Sunny today, and my mood isn't quite so black. There's no logic to these things. Currently, it's 76˚F.
Yesterday, I began compiling the ms. for the Centipede Press ediion of Silk. I only made it through the first two chapters, because I was still getting the feel for the whole cut, paste, change margins, new indent, blah, blah, whatever. Today, I need to get through the rest. Or most of the rest. On Facebook, I posted "Working on the manuscript for the 20th anniversary edition of Silk, and I just want to travel back to 1993-1996 and smack that younger me in the fucking head, tell her to stop trying to be clever, stop being precious, stop romanticizing shit, and just fucking write. Also, it's a shock seeing that, when Chapter One was written (1994), cigarettes cost me only $2.50 a pack."* Later, I wrote "And if you were to ask me what it is I most love about Silk, twenty years later, I'd say it's the utter absence of computers, cellphones, email, 'social media,' and what have you. It has a glorious innocence, in that regard. It records the final years of an era."
Also,
the Dancy Box came home. If you've read the short story "Bus Fair" or read the first volume of the Dancy graphic novels, Alabaster: Wolves, then you'll remember her cigar box. Though you may not have known it's a real thing in the real world that Spooky and I created in the autumn of 2010, and then we auctioned it for rather a large sum, to cover various expenses. The winning bidder was Mr. Steven Lubold, and Spooky sent the box to him of December 30th of 2010. But he recently graciously offered to donate it to the CRK Papers at the John Hay Library. So, yesterday it returned to us, after being away for 2,469 days, the better part of seven years. It will go to the Hay sometime this week or next, and it'll be displayed there when some changes are made to the exhibit later this month (the exhibit was planned to be sort of a two-part affair). Thank you, Steven so very much, first for paying so much for the Dancy box, then for taking such good care of it for so long, and finally for sending it back.

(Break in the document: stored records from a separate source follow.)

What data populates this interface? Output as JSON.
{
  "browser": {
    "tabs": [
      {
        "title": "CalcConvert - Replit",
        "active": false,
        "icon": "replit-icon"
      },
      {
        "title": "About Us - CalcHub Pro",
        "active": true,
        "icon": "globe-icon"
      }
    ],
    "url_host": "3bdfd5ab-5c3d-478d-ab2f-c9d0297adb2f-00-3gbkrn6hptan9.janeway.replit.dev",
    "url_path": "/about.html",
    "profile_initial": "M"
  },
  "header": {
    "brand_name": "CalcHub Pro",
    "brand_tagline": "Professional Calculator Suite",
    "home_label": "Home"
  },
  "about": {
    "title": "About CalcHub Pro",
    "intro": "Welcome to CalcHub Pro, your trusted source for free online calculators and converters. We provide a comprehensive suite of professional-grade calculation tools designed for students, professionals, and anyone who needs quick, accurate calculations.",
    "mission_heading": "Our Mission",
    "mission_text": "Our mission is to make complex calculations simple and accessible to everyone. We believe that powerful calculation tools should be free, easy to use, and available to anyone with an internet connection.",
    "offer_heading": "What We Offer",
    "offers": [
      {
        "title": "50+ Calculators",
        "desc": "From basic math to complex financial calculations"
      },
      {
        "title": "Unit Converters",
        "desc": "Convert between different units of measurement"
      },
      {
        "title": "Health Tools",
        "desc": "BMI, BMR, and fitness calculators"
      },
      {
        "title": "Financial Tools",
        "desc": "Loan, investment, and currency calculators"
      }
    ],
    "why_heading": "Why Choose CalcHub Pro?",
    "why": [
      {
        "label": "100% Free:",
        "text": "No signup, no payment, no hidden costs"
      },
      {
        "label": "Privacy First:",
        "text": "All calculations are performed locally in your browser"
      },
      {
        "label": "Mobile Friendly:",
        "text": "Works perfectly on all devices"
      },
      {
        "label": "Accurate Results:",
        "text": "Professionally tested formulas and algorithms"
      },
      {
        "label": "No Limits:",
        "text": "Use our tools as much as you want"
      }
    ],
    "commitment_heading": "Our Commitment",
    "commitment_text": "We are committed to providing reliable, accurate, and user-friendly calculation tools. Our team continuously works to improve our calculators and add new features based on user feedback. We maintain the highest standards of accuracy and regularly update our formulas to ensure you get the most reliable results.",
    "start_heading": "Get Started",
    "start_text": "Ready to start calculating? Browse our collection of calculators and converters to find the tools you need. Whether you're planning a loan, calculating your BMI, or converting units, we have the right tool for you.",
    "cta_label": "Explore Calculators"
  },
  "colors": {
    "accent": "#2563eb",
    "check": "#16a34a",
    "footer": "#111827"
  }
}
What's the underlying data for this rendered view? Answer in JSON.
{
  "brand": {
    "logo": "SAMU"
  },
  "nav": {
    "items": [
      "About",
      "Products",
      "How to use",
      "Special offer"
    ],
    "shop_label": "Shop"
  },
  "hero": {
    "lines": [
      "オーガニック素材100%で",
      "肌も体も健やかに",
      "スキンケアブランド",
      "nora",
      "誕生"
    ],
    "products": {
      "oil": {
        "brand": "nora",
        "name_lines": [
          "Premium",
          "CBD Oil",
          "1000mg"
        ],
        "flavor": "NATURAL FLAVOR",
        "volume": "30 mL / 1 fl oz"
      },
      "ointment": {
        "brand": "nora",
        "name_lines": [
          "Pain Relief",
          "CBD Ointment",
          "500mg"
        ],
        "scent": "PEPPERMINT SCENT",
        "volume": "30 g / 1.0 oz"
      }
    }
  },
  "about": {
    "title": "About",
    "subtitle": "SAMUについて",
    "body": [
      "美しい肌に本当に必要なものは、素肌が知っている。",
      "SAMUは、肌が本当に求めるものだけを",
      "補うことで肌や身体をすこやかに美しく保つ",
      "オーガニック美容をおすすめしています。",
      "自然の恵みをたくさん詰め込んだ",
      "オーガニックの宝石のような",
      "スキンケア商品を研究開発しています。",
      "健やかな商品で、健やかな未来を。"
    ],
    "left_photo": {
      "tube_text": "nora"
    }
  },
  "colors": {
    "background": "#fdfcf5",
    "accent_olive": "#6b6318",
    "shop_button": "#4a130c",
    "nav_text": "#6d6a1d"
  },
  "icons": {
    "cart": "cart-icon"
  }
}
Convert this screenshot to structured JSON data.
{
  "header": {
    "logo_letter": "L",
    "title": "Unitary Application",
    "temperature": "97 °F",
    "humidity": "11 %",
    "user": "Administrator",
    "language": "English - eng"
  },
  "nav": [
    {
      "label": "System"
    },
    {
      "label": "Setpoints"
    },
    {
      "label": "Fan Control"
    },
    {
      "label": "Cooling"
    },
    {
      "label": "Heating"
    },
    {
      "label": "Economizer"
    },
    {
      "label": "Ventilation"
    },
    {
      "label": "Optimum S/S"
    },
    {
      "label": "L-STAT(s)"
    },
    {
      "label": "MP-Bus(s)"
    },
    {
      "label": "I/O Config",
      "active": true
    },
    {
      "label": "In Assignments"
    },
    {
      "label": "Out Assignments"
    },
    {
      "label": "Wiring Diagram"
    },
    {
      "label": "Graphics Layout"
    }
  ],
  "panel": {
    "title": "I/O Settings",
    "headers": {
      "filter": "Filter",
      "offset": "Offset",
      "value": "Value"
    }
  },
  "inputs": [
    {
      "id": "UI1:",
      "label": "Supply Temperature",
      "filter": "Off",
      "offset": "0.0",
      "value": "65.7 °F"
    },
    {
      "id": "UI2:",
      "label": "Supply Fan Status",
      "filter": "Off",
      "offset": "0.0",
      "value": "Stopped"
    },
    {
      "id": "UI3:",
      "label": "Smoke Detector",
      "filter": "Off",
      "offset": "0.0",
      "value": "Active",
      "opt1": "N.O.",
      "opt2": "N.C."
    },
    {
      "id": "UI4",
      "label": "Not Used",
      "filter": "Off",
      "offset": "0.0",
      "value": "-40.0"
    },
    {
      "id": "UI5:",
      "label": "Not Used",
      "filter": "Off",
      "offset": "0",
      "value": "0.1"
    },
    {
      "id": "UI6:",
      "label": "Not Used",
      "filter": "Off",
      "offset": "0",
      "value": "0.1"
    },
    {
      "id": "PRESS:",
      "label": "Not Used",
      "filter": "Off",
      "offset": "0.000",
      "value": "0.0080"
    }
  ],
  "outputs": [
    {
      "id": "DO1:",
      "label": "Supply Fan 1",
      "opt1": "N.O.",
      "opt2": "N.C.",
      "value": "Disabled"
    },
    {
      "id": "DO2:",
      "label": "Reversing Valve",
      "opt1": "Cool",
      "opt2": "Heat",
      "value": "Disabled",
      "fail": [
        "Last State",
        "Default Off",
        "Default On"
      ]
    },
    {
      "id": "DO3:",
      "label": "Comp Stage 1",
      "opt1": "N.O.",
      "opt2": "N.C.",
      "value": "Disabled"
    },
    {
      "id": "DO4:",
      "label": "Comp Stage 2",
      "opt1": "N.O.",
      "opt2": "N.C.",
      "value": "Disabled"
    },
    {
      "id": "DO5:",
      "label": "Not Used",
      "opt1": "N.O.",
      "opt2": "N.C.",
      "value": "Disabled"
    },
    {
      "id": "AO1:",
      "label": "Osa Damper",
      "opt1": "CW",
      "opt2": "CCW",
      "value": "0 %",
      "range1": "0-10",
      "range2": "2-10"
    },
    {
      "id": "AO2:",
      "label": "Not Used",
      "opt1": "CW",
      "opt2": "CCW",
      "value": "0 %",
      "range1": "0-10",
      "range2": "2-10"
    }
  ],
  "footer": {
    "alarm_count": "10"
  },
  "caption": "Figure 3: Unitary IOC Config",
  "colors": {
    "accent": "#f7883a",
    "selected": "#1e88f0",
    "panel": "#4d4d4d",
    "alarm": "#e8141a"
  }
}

Yesterday, I read "First crocodile-tailed lizard (Squamata: Pan-Shinisaurus) from the Paleogene of Europe" in the most recent JVP. I've also been rereading Lord Dunsany's Time and the Gods (1906). Last night, we watched the first four episodes of Ozark, which is really very good. Four nights in a row now I've fallen asleep watching Robert Aldrich's The Flight of the Phoenix (1965), which is always been a favorite film of mine. I seem to be obsessed with it, all of a sudden.
TTFN,
Aunt Beast
12:40 p.m.
* Near as I can tell, the price given in the book is based on a cigarette machine at Jittery Joes in Athens, Georgia (the original Jittery Joes, by the 40 Watt Club on West Washington Street). The average price of a pack of cigarettes in 1993, when the book is nominally set and when I began it, was actually $1.69, but I often paid much more from machines). Today, cigarettes are much more expensive, of course, in the US having an average cost of $5.51 with the price in most states being between six and eight dollars. This number is taken from the combined prices of all of the states, but the actual numbers varying greatly with the most expensive cigarettes costing on average $12.85 (New York). In Providence, I pay about $8.95. And yet, smoking is a poor person's vice. (Figures based on an article at Fairreports.net, April 3, 2017 and personal observation.)